The federal government are looking to change the rules around rapid antigen tests that could see Aussies with a little more cash in their pockets come tax time.

If you’re anything like us, you’ve probably done your fair share of RATs as you dodge COVID like bullets in The Matrix — or you’ve used them to confirm that the ‘rona has finally tracked you down.

Either way, hunting down those RATs has been no joke over the past few weeks when people were forced to club together to crowdsource their availability and the price skyrocketed to more than $30 a pop, or vastly more if you were buying off unscrupulous second-market salespeople.

In order to make those costs a little less insane, Federal Treasurer Josh Frydenberg has announced that changes to the tax legislation will be coming into effect for the 2021-2022 financial year and will be backdated to July 1, 2021.

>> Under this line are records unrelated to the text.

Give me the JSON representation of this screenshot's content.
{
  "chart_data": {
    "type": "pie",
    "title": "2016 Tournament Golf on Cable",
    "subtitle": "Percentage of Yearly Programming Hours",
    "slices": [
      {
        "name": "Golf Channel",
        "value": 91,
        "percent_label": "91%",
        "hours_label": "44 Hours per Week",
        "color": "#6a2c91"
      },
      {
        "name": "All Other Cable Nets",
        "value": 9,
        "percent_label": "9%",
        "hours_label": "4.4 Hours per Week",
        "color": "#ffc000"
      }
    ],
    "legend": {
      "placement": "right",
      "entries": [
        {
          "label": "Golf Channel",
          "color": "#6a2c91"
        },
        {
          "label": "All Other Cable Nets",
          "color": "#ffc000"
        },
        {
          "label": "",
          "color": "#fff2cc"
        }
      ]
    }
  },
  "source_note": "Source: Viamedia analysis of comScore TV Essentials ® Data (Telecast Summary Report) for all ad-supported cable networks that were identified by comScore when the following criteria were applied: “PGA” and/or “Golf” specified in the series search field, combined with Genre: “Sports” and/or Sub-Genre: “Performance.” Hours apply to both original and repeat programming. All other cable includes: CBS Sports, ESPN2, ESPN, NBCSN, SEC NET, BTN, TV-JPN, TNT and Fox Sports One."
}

All COVID-19 tests will be tax-deductible during the upcoming tax season, including PCR tests and rapid antigens, for individuals when used as a work expense. This means if your job has required you to take a test at work, you can claim that back as an expense. The tests will also be exempt from fringe benefit tax for businesses when they are purchased for work-related use.

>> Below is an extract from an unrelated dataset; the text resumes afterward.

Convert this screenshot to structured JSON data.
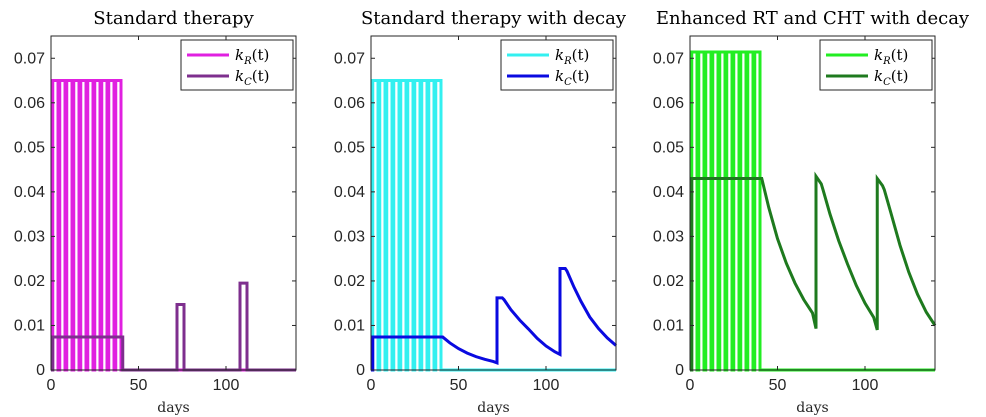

This means that, while the tests won’t be free, they will be a little cheaper retrospectively for some people. If you fall into the 32.5% tax bracket — that’s those earning between $37,000 and $87,000 per year — you’ll see about $6.50 back from every $20 spent on RATs.

Frydenberg said that the move would bring COVID-19 tests “in line with other work-related expenses.”

“COVID-19 tests are an important tool being used by businesses to protect their workforce and to ensure they can keep their doors open and our supply chains running,” he said.

“As the pandemic has evolved so has our response, and by making common sense decisions like this, we are making it easier for households and businesses to get on with their lives.”

However, the rules may exclude the use of the tests as preparatory tools and will require you to have used the tests while actually on the clock. For example, if you need a test in order to go to work, that may not be covered.

Still, it’s worth hanging onto those receipts and seeing what you can get at tax time.